2. Discussion of Related Art
A general high voltage switching circuit is configured as shown in FIG. 1 which is a circuit diagram illustrating the configuration of a high voltage switch circuit in a NAND type flash memory device by a conventional art.
Referring to FIG. 1, a high voltage pass transistor T101 transfers an input high voltage HVIN as being a high voltage HVOUT directly without a voltage drop. For the purpose of that, a pass voltage Vsel is applied to a gate of the high voltage pass transistor T101 so as to stably transfer the high voltage HVIN through the high voltage transistor T101.
A pass voltage generator 100 includes an input circuit 110 transferring a predetermined precharge voltage in response to an internal switching enable signal ENi, and a voltage boosting circuit 120 generating the pass voltage Vsel through a feedback loop using the precharge voltage, a clock signal CLK, and an external high voltage Vpp.

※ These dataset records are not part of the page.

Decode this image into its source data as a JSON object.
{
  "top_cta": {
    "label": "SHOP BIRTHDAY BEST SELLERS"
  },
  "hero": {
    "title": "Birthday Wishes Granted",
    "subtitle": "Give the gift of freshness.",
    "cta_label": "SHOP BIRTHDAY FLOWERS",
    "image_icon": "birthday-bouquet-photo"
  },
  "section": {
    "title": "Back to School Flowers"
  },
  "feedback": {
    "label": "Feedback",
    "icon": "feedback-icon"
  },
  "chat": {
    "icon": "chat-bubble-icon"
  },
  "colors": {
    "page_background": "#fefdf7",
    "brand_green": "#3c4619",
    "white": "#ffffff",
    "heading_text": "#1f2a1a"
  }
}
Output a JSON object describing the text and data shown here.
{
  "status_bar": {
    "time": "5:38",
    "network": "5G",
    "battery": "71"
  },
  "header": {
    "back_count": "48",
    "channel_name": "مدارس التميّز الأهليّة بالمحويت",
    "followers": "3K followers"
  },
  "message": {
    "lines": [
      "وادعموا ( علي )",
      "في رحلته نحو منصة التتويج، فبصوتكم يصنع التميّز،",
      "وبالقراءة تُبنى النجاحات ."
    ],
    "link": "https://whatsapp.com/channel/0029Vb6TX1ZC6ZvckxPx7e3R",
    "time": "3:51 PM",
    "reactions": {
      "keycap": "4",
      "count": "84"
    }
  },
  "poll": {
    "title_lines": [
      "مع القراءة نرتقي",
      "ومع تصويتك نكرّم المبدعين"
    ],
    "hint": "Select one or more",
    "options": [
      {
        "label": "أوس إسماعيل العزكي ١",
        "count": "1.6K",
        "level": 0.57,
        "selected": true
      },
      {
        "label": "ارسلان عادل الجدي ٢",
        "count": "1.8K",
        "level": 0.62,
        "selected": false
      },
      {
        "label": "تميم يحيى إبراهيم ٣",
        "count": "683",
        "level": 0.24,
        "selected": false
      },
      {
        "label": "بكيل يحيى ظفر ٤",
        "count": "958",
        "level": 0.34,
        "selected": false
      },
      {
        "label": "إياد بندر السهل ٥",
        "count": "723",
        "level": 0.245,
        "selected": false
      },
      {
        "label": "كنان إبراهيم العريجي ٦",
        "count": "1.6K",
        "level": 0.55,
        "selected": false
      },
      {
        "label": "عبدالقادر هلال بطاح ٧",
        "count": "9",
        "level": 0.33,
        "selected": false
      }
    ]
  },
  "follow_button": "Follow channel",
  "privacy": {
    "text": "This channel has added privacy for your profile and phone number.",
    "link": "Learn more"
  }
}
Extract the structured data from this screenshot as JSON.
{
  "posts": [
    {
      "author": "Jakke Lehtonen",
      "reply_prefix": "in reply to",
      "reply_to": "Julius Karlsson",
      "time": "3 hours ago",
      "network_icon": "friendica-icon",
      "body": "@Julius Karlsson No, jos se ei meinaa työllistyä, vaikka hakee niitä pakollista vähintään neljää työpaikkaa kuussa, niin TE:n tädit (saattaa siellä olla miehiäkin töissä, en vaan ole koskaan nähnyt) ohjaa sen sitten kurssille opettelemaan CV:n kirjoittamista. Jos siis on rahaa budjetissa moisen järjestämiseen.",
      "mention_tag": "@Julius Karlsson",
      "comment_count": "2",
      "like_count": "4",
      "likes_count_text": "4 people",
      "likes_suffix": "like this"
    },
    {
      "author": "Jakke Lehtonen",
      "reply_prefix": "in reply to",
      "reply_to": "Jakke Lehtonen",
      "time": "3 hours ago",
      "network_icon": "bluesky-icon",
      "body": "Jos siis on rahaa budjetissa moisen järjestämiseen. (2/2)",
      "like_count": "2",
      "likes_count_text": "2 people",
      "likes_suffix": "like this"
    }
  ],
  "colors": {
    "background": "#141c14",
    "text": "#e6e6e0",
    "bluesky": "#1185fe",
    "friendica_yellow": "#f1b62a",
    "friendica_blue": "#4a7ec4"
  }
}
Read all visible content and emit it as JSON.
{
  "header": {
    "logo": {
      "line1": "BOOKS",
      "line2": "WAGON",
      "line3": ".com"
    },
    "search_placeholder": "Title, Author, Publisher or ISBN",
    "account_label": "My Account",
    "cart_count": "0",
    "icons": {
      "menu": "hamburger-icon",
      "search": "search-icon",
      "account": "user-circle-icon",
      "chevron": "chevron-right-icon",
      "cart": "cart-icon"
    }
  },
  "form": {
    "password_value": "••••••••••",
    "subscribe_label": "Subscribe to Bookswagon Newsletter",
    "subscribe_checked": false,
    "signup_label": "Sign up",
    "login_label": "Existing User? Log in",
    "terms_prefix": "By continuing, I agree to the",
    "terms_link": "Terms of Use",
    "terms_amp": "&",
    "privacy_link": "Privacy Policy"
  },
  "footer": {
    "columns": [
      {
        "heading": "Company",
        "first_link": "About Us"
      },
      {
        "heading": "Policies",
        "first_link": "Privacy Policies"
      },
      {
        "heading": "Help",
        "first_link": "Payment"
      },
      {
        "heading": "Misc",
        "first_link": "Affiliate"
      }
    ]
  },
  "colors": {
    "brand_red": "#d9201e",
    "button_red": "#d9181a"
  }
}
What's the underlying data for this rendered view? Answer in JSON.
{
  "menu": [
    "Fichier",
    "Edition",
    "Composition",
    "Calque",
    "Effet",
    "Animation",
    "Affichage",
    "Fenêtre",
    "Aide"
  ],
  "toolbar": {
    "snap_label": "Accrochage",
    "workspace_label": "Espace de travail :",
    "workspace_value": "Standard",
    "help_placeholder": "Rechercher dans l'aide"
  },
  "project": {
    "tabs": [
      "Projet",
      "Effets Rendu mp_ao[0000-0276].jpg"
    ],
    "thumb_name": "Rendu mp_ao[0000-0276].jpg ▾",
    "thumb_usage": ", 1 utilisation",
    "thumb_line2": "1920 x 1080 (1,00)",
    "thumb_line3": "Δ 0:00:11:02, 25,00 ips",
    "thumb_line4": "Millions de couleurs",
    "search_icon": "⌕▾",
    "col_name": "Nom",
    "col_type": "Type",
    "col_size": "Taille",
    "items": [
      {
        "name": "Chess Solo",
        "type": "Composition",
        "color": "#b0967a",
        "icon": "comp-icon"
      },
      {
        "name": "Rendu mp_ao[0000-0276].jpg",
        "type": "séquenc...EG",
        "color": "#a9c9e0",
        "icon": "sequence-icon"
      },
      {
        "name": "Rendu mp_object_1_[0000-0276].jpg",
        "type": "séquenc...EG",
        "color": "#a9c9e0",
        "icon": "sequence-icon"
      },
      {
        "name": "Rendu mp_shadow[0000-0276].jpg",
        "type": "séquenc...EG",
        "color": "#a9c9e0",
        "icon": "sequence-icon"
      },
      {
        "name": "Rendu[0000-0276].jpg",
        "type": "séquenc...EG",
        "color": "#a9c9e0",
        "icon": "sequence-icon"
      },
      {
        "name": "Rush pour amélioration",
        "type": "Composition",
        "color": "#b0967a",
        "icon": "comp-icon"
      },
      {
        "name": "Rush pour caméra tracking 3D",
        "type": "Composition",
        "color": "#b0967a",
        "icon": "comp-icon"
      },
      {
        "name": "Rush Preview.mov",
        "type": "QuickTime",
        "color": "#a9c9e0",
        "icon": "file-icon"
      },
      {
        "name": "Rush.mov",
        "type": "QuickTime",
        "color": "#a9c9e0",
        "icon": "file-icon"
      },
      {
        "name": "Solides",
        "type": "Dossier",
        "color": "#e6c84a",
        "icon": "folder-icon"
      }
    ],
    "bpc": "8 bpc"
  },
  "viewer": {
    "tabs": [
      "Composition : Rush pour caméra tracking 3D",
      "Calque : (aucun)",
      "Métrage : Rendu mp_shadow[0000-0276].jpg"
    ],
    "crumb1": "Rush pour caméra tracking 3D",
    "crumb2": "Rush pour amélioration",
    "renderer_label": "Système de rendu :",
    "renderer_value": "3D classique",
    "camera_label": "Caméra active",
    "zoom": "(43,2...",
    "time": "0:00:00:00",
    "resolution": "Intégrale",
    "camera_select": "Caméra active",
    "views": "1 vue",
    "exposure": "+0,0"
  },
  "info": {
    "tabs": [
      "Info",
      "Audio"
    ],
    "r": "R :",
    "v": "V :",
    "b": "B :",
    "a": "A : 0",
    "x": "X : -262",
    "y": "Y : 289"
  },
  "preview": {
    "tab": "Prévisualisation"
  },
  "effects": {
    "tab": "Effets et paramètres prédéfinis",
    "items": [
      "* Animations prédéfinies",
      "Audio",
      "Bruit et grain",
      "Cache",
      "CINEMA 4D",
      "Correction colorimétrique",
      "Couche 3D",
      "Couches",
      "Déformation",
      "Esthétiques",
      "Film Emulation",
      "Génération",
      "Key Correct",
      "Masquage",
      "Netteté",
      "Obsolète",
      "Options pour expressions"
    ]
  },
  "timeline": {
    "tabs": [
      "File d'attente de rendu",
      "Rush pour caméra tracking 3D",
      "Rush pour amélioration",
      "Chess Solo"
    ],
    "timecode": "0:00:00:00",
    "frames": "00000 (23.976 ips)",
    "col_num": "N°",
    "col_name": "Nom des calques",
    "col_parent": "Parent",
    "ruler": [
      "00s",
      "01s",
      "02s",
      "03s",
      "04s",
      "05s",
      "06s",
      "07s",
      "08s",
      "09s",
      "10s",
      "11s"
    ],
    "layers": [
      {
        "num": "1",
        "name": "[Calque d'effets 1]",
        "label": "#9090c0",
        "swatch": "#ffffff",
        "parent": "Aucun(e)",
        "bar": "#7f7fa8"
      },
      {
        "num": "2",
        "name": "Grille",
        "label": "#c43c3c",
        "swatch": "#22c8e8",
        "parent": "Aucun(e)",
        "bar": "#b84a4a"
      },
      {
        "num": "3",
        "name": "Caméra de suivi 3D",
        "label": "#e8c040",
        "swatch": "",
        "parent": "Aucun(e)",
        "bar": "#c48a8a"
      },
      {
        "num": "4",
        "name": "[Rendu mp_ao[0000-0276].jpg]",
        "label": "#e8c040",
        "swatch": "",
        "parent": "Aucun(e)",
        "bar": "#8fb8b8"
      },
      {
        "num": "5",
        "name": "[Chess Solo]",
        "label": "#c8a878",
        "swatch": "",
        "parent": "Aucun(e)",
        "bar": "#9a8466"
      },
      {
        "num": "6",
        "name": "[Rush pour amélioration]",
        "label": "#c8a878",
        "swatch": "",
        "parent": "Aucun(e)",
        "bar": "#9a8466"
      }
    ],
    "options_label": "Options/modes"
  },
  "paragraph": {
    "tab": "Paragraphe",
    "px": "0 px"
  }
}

The input circuit 110 includes first and second inverters I101 and I102 buffering the internal switching enable signal ENi, and a first NMOS transistor N101 transferring an output of the second inverter I102.
The voltage boosting circuit 120 includes a pass node Q1 initiated by the precharge voltage and from which the pass voltage Vsel is generated, a diode D1 preventing an excessive boosting result for the pass voltage Vsel, a second NMOS transistor N102 transferring the external high voltage Vpp according to a voltage of the pass node Q1, a third NMOS transistor N103 transferring the voltage of the pass node Q1, which is transferred through the diode D1, according to a potential of the pass node Q1, and first and second capacitors C1 and C2 respectively boosting the voltage of the pass node Q1 and an output voltage of the second NMOS transistor N102 in response to the clock signal CLK. The voltage boosting circuit 120 may further include a third inverter I103 connected between an input terminal of the clock signal CLK and the first capacitor C1, and a fourth inverter I104 connected between an output terminal of the third inverter I103 and the second capacitor C2.
The pass voltage generator 100 outputs the pass voltage Vsel that is pumped up higher than the external high voltage Vpp by the operation with the first and second capacitors C1 and C2, in response to an inversed clock signal /CLK by the third inverter I103 and the non-inversed clock signal CLK by the fourth inverter I104, when the internal switching enable signal ENi is applied thereto.
Here, a potential of the pass node Q1, which has been raised higher through the pumping operation by the first capacitor C1, is further raised through the pumping operation by the second capacitor C2. Through the repetition of the pumping operations, the pass voltage Vsel of the pass node Q1 rises up to a target voltage.
Such a high voltage switching circuit of the NAND type flash memory device becomes difficult in assuring an efficient margin for a power source voltage gradually in accordance with a decrease of the power source voltage for operation. And, the high voltage switching circuit utilizes internal pumping capacitors by itself and obtains a gain by the number of stages of the pumping capacitors, transferring an input voltage as an output voltage without a voltage drop.
However, as the pumping capacitor of the high voltage switching circuit occupies very large circuit area therein, there is a limit to extending the number of the pumping stages regardless of a chip size. Therefore, there exists a need for another way to enhance the efficiency of the high voltage switching circuit without substantially affecting a chip size.